Proteins are amino acids very important in the processes of growth, repair, maintenance,
replacement of body cells, and form hormones and enzymes. Proteins are considered to be the
main building blocks of the body. Each gram of protein yields 4 calories, so proteins may also
be used as a source of energy if necessary, since they can be changed into fat.
There are 20 amino acids that are important to our bodies, and 11 are produced within the
body itself. However, there are 9 aminoacids that must be obtained from our diet. A constant
protein intake is necessary in our daily diet. Actually, about 12% of our caloric intake should
be protein, or 0.8 gram for every 2.2 pounds of body weight. However, pregnant women need
an additional 10 grams of protein over their daily requirement.
Good sources of protein are; meats, fish, poultry, eggs, cheese, nuts, butter, milk and yogurt.
Fats aid in the supply of energy and transport of fat soluble vitamins such as A, D, E, and K.
Fats also serves as padding for internal organs and help to conserve body heat that in addition
to supplying energy in times of need.

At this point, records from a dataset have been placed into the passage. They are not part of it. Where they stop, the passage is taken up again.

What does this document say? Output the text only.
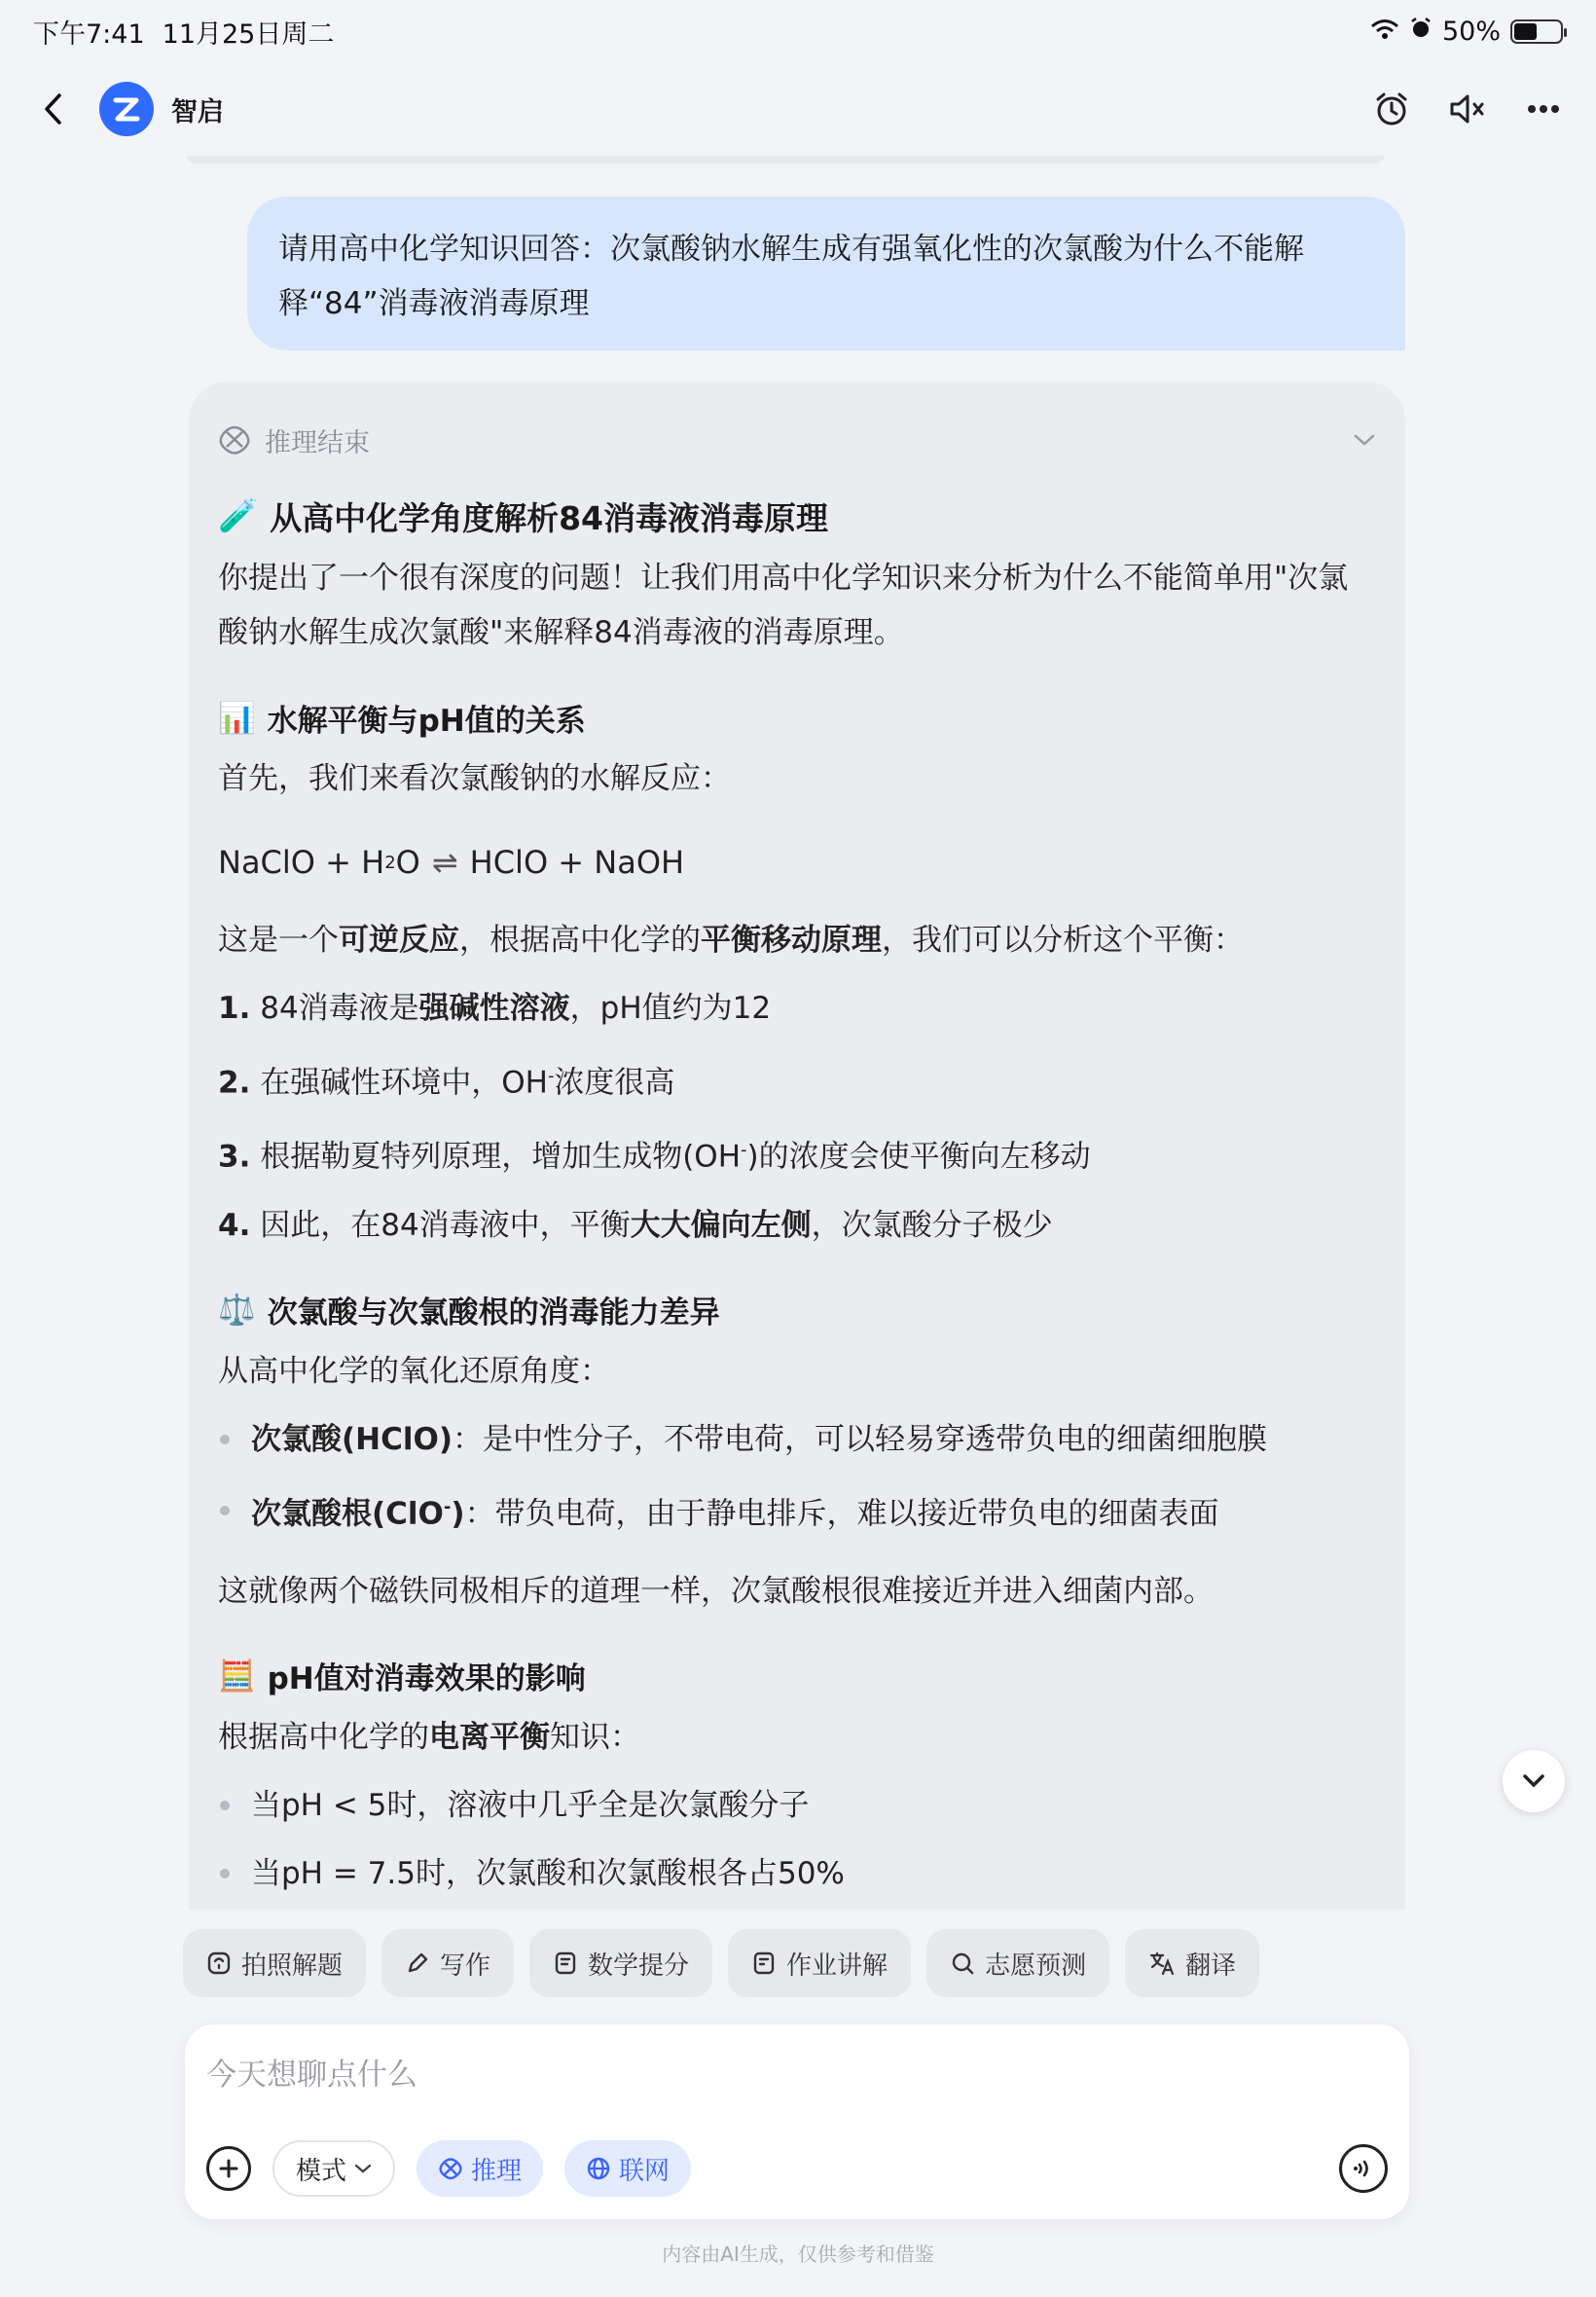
下午7:41 11月25日周二	50%
智启
请用高中化学知识回答：次氯酸钠水解生成有强氧化性的次氯酸为什么不能解释“84”消毒液消毒原理
推理结束
🧪 从高中化学角度解析84消毒液消毒原理
你提出了一个很有深度的问题！让我们用高中化学知识来分析为什么不能简单用"次氯酸钠水解生成次氯酸"来解释84消毒液的消毒原理。
📊 水解平衡与pH值的关系
首先，我们来看次氯酸钠的水解反应：
NaClO + H 2 O ⇌ HClO + NaOH
这是一个可逆反应，根据高中化学的平衡移动原理，我们可以分析这个平衡：
1. 84消毒液是强碱性溶液，pH值约为12
2. 在强碱性环境中，OH-浓度很高
3. 根据勒夏特列原理，增加生成物(OH-)的浓度会使平衡向左移动
4. 因此，在84消毒液中，平衡大大偏向左侧，次氯酸分子极少
⚖️ 次氯酸与次氯酸根的消毒能力差异
从高中化学的氧化还原角度：
次氯酸(HClO)：是中性分子，不带电荷，可以轻易穿透带负电的细菌细胞膜
次氯酸根(ClO-)：带负电荷，由于静电排斥，难以接近带负电的细菌表面
这就像两个磁铁同极相斥的道理一样，次氯酸根很难接近并进入细菌内部。
🧮 pH值对消毒效果的影响
根据高中化学的电离平衡知识：
当pH < 5时，溶液中几乎全是次氯酸分子
当pH = 7.5时，次氯酸和次氯酸根各占50%
拍照解题	写作	数学提分	作业讲解	志愿预测	翻译
今天想聊点什么
模式	推理	联网
内容由AI生成，仅供参考和借鉴
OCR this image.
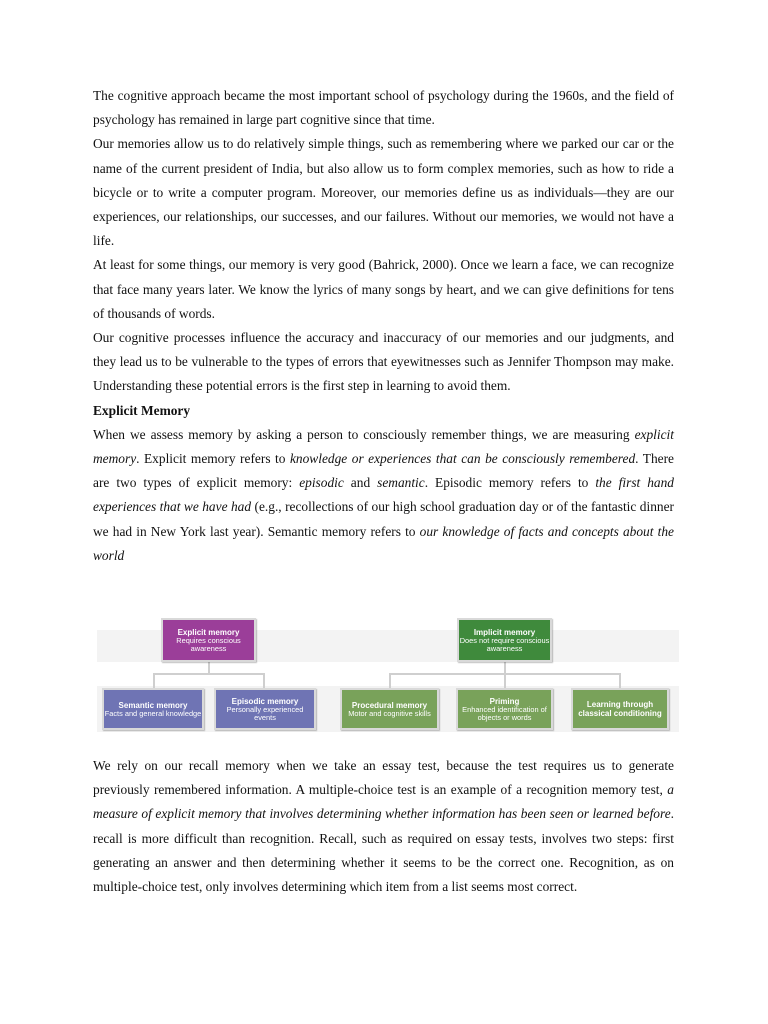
The cognitive approach became the most important school of psychology during the 1960s, and the field of psychology has remained in large part cognitive since that time.

Our memories allow us to do relatively simple things, such as remembering where we parked our car or the name of the current president of India, but also allow us to form complex memories, such as how to ride a bicycle or to write a computer program. Moreover, our memories define us as individuals—they are our experiences, our relationships, our successes, and our failures. Without our memories, we would not have a life.

At least for some things, our memory is very good (Bahrick, 2000). Once we learn a face, we can recognize that face many years later. We know the lyrics of many songs by heart, and we can give definitions for tens of thousands of words.

Our cognitive processes influence the accuracy and inaccuracy of our memories and our judgments, and they lead us to be vulnerable to the types of errors that eyewitnesses such as Jennifer Thompson may make. Understanding these potential errors is the first step in learning to avoid them.

Explicit Memory

When we assess memory by asking a person to consciously remember things, we are measuring explicit memory. Explicit memory refers to knowledge or experiences that can be consciously remembered. There are two types of explicit memory: episodic and semantic. Episodic memory refers to the first hand experiences that we have had (e.g., recollections of our high school graduation day or of the fantastic dinner we had in New York last year). Semantic memory refers to our knowledge of facts and concepts about the world

Explicit memory
Requires conscious awareness
Semantic memory
Facts and general knowledge
Episodic memory
Personally experienced events
Implicit memory
Does not require conscious awareness
Procedural memory
Motor and cognitive skills
Priming
Enhanced identification of objects or words
Learning through classical conditioning

We rely on our recall memory when we take an essay test, because the test requires us to generate previously remembered information. A multiple-choice test is an example of a recognition memory test, a measure of explicit memory that involves determining whether information has been seen or learned before. recall is more difficult than recognition. Recall, such as required on essay tests, involves two steps: first generating an answer and then determining whether it seems to be the correct one. Recognition, as on multiple-choice test, only involves determining which item from a list seems most correct.
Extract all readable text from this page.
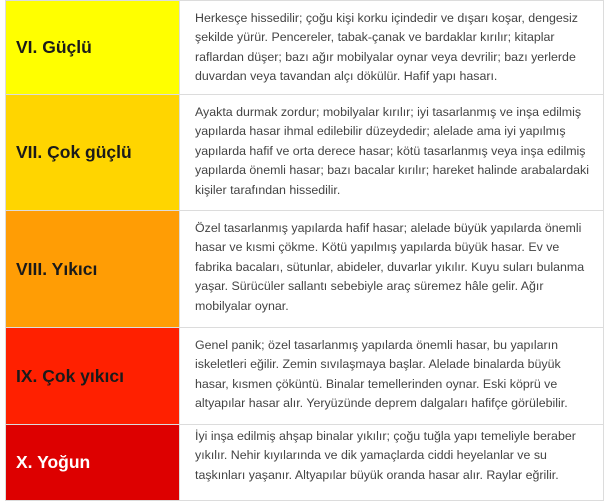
VI. Güçlü	Herkesçe hissedilir; çoğu kişi korku içindedir ve dışarı koşar, dengesiz şekilde yürür. Pencereler, tabak-çanak ve bardaklar kırılır; kitaplar raflardan düşer; bazı ağır mobilyalar oynar veya devrilir; bazı yerlerde duvardan veya tavandan alçı dökülür. Hafif yapı hasarı.

VII. Çok güçlü	Ayakta durmak zordur; mobilyalar kırılır; iyi tasarlanmış ve inşa edilmiş yapılarda hasar ihmal edilebilir düzeydedir; alelade ama iyi yapılmış yapılarda hafif ve orta derece hasar; kötü tasarlanmış veya inşa edilmiş yapılarda önemli hasar; bazı bacalar kırılır; hareket halinde arabalardaki kişiler tarafından hissedilir.

VIII. Yıkıcı	Özel tasarlanmış yapılarda hafif hasar; alelade büyük yapılarda önemli hasar ve kısmi çökme. Kötü yapılmış yapılarda büyük hasar. Ev ve fabrika bacaları, sütunlar, abideler, duvarlar yıkılır. Kuyu suları bulanma yaşar. Sürücüler sallantı sebebiyle araç süremez hâle gelir. Ağır mobilyalar oynar.

IX. Çok yıkıcı	Genel panik; özel tasarlanmış yapılarda önemli hasar, bu yapıların iskeletleri eğilir. Zemin sıvılaşmaya başlar. Alelade binalarda büyük hasar, kısmen çöküntü. Binalar temellerinden oynar. Eski köprü ve altyapılar hasar alır. Yeryüzünde deprem dalgaları hafifçe görülebilir.

X. Yoğun	İyi inşa edilmiş ahşap binalar yıkılır; çoğu tuğla yapı temeliyle beraber yıkılır. Nehir kıyılarında ve dik yamaçlarda ciddi heyelanlar ve su taşkınları yaşanır. Altyapılar büyük oranda hasar alır. Raylar eğrilir.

Each gram of fat yields 9 calories of energy, a little more
than twice the calories that one gram of protein or carbohydrates. Fats should not be more
than 30% of your total caloric intake. Fats delay gastric emptying and promote a feeling of
fullness. A diet high in fat, especially saturated fat and cholesterol will contribute to high
blood pressure levels since cholesterol accumulates gradually in artery walls eventually
blocking them. Excess fat producess obesity and from there cause arterosclerosis,
hypertension, diabetes, or even damage your gallbladder.
A reduction on the fat you currently consume will help you avoid these problems, and will
limit the amount of calories, without a reduction of most nutrients. However, be careful not to
take too little fat. Too little fat in your diet may cause you to lose padding on vital organs.
Just use common sense when consuming fats and use moderation.
Some sources of fat are butter, margarine, cream cheese, fatty meats, olives, avocados, egg
yolks, nuts, vegetable oils and whole milk.